Removal of islands from micro-dimple arrays prepared by through-mask electrochemical micromachining

Abstract

Surface texture plays a fundamental role in tribology, allowing for the improvement of the friction and lubrication performances of various mechanical components. Through-mask electrochemical micromachining (TMEMM) is a feasible alternative for generating surface texture. However, in TMEMM the “island” phenomenon often occurs, which weakens the effect of micro-dimples on tribological properties. This study is the first to focus on removing islands by using a thick mask. Simulations were performed to analyze the distribution of current density on an anode surface and predict the anodic dissolution process under a thick mask. For reuse, the mask was fabricated from a PDMS layer measuring 200μm in thickness. The simulations and experimental results verified that the island phenomenon can be avoided by use of a thick (200μm) mask.

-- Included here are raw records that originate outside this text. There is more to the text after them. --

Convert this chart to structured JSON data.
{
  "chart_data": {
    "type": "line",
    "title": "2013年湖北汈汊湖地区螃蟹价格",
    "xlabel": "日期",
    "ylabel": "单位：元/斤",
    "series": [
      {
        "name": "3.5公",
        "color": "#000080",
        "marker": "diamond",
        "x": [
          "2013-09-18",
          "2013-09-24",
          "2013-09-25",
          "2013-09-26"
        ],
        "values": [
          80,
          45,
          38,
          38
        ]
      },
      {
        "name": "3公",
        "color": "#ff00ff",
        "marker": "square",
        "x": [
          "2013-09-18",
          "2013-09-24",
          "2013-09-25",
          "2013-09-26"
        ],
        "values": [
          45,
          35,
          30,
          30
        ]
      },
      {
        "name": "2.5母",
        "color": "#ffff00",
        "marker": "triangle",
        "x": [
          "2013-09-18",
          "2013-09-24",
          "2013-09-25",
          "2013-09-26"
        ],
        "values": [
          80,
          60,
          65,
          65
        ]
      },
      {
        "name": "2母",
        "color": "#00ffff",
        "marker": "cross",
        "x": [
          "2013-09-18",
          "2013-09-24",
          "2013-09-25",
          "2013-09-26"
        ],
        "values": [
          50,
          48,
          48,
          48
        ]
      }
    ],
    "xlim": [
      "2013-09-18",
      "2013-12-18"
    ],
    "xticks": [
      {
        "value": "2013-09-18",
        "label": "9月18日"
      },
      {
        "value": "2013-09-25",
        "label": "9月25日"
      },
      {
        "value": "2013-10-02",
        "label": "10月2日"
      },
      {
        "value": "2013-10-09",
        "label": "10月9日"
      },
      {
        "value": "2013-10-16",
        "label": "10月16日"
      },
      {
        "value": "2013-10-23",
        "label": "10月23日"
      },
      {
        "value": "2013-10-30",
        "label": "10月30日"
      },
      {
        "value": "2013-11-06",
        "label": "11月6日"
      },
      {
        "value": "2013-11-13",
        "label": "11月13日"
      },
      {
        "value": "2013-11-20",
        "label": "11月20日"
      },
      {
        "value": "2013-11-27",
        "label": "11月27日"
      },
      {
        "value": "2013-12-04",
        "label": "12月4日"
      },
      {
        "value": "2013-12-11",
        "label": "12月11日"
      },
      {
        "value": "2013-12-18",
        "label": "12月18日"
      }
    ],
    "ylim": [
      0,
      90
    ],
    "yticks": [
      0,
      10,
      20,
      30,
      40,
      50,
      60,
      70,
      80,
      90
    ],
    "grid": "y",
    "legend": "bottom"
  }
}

In addition, the effects of the applied voltage and machining time on micro-dimple formation were experimentally investigated. The results indicate that the dimensions of micro-dimples are mainly determined by the applied voltage: the micro-dimple diameter increases with increasing voltage, and machining localization increases sharply. With prolonged machining time at constant voltage, only a slight increase in dimple diameter is observed. Moreover, because of a current valve in the electrolyte, micro-dimples with a flat bottom can be obtained at low voltage, whereas micro-dimples with a round bottom can be generated at high voltage.